I learned to communicate on a letter board this year and it has changed my life in immeasurable ways. A letter board is a plastic stencil board with the alphabet on it that I touch to spell out my thoughts.
Before this year, I was locked inside. I couldn’t express myself at all. I didn’t participate in my own life. I couldn’t articulate any preferences on a restaurant menu. I couldn’t share my sense of humor with the world. I couldn’t tell anyone that I suffered from my silence.
Do you know what it feels like to not be able to talk? When I try to speak, I feel I cannot, without garbling the sounds. I am a Golem, loping around without my ring. Autism has me as its prisoner and won’t let me go.
It felt so lonely to live like this. I know I am a very frustrating person to live with. It also was frustrating to not be able to tell anyone that I was actually in there the whole time. I thought I would end up in an institution one day, having no other alternative in life. People see me as a dumb boy who needs to be locked up—like Golem, retreating into his cave.

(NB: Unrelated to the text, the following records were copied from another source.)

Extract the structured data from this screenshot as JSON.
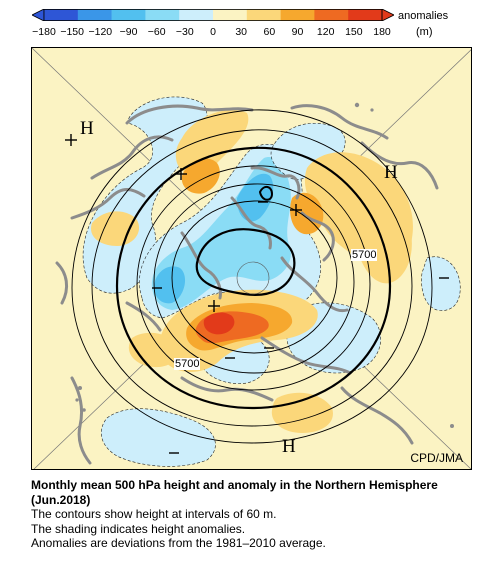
{
  "colorbar": {
    "ticks": [
      "−180",
      "−150",
      "−120",
      "−90",
      "−60",
      "−30",
      "0",
      "30",
      "60",
      "90",
      "120",
      "150",
      "180"
    ],
    "unit_line1": "anomalies",
    "unit_line2": "(m)",
    "colors": [
      "#2e56d6",
      "#3a96e8",
      "#52c0ef",
      "#8adcf5",
      "#cdeefb",
      "#fbf3c3",
      "#fbd77a",
      "#f6a82e",
      "#ee6a22",
      "#e23a1a"
    ]
  },
  "map": {
    "labels": {
      "h_northwest": "H",
      "h_east": "H",
      "h_south": "H",
      "contour_5700_east": "5700",
      "contour_5700_south": "5700",
      "credit": "CPD/JMA"
    },
    "colors": {
      "background": "#fbf3c3",
      "positive_weak": "#fbd77a",
      "positive_mid": "#f6a82e",
      "positive_strong": "#ee6a22",
      "positive_max": "#e23a1a",
      "negative_weak": "#cdeefb",
      "negative_mid": "#8adcf5",
      "negative_strong": "#52c0ef",
      "negative_max": "#3a96e8",
      "coast": "#8c8c8c"
    }
  },
  "caption": {
    "title": "Monthly mean 500 hPa height and anomaly in the Northern Hemisphere (Jun.2018)",
    "line1": "The contours show height at intervals of 60 m.",
    "line2": "The shading indicates height anomalies.",
    "line3": "Anomalies are deviations from the 1981–2010 average."
  }
}
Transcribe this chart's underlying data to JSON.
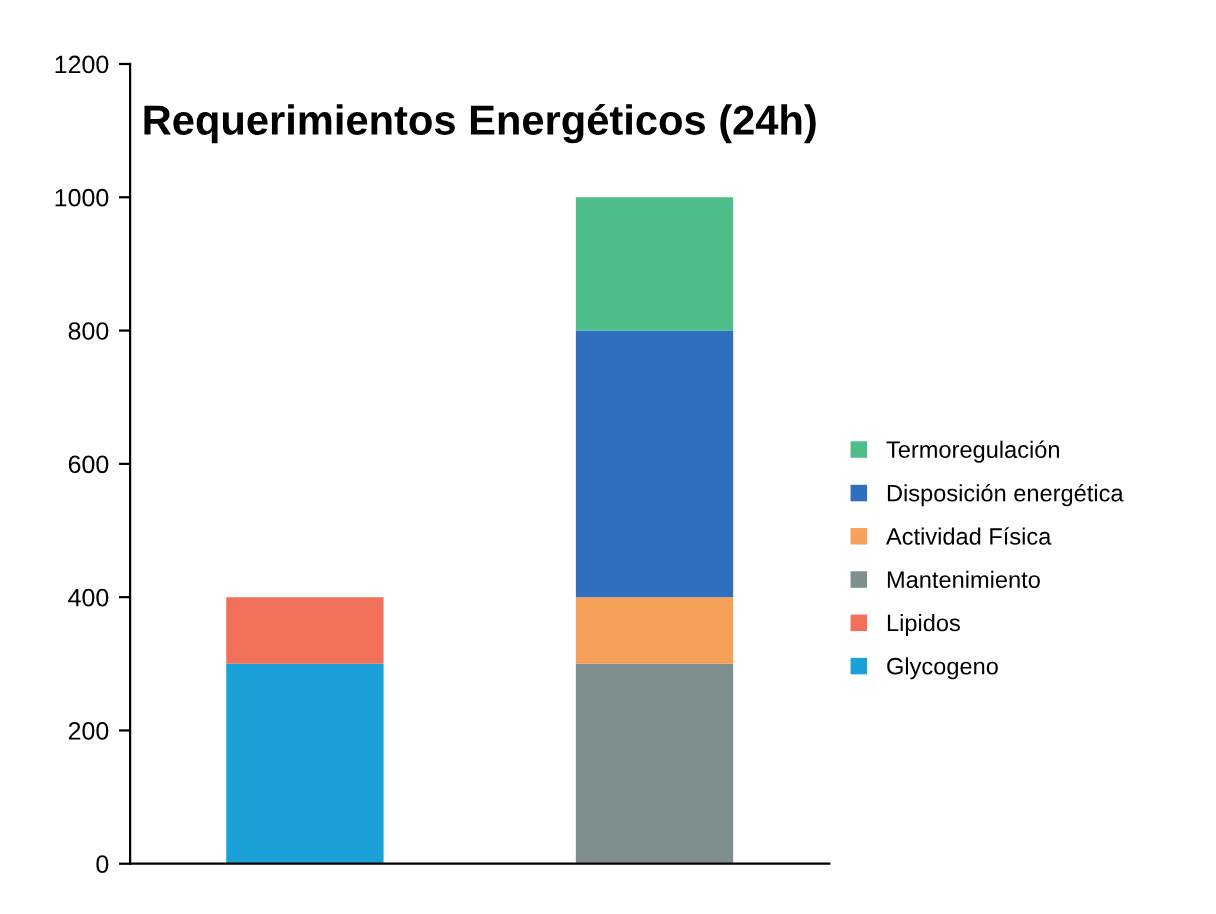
{
  "chart_data": {
    "type": "bar",
    "title": "Requerimientos Energéticos (24h)",
    "categories": [
      null,
      null
    ],
    "stacked": true,
    "series": [
      {
        "name": "Glycogeno",
        "color": "#1aa1d8",
        "values": [
          300,
          null
        ]
      },
      {
        "name": "Lipidos",
        "color": "#f0705a",
        "values": [
          100,
          null
        ]
      },
      {
        "name": "Mantenimiento",
        "color": "#7f8f8f",
        "values": [
          null,
          300
        ]
      },
      {
        "name": "Actividad Física",
        "color": "#f5a15a",
        "values": [
          null,
          100
        ]
      },
      {
        "name": "Disposición energética",
        "color": "#2e6fc0",
        "values": [
          null,
          400
        ]
      },
      {
        "name": "Termoregulación",
        "color": "#4dbd8a",
        "values": [
          null,
          200
        ]
      }
    ],
    "ylim": [
      0,
      1200
    ],
    "yticks": [
      0,
      200,
      400,
      600,
      800,
      1000,
      1200
    ],
    "grid": false,
    "legend": "right"
  }
}
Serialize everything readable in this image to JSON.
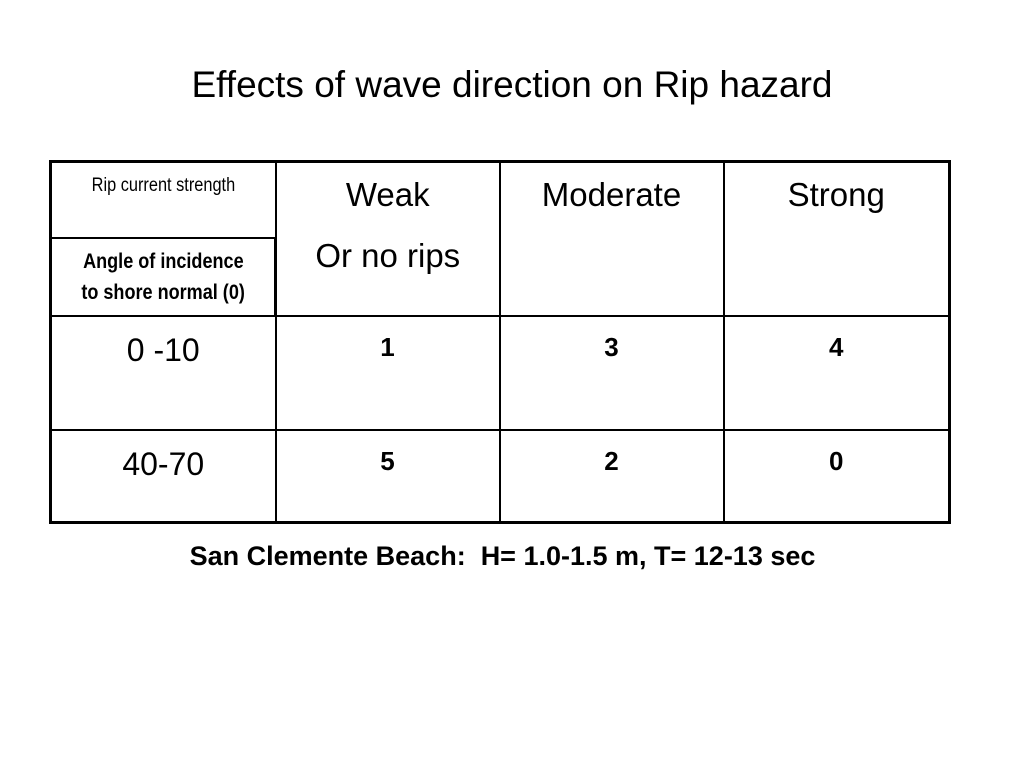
{
  "title": "Effects of wave direction on Rip hazard",
  "table": {
    "corner_top": "Rip current strength",
    "corner_bottom_line1": "Angle of incidence",
    "corner_bottom_line2": "to shore normal (0)",
    "columns": [
      {
        "line1": "Weak",
        "line2": "Or no rips"
      },
      {
        "line1": "Moderate",
        "line2": ""
      },
      {
        "line1": "Strong",
        "line2": ""
      }
    ],
    "rows": [
      {
        "label": "0 -10",
        "values": [
          "1",
          "3",
          "4"
        ]
      },
      {
        "label": "40-70",
        "values": [
          "5",
          "2",
          "0"
        ]
      }
    ]
  },
  "footer": "San Clemente Beach:  H= 1.0-1.5 m, T= 12-13 sec"
}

Very few people know what it is like to not be able to speak. No one trusts that I am there under that façade. To be seen is to be known. And I am unknown, like a boy who is invisible. I think people who are different are especially hard to place in some boxes because it is easier to forget about them than to really concentrate on figuring out what to do with them. Maybe they should try going through the extra effort of asking people like me what we need.
For non-speaking people, that means a major undertaking to teach them how to spell on a letter board, like my mom did for me this year. These months have been a lot of work, but I have enjoyed spending time with my mom, learning how to master my body to control my hands and eyes in order to spell everything I need to tell the world. Now I can spell—like a typical boy. Life has opened up for me like a flower. I feel like a prisoner no longer bound up by his chains.
Now I can participate in conversations with my family at restaurants, feeling like I am an actual member of the world around me. Keeping my thoughts to myself was once frightening. Being able to spell them out now feels like a weight has been lifted from my intellect. I can now see a future where I have a method for going to college. I am a free person who can envision living on my own one day.
I am sharing this with the New York Times because I want people to know that people who can’t speak are not necessarily intellectually disabled. We are often mislabeled and misjudged. Instead, they should truly try to give us opportunities to communicate.
I beg you to not make assumptions and judgments about people like me who cannot speak. We are in here, ready to mentor you about how to read and understand us.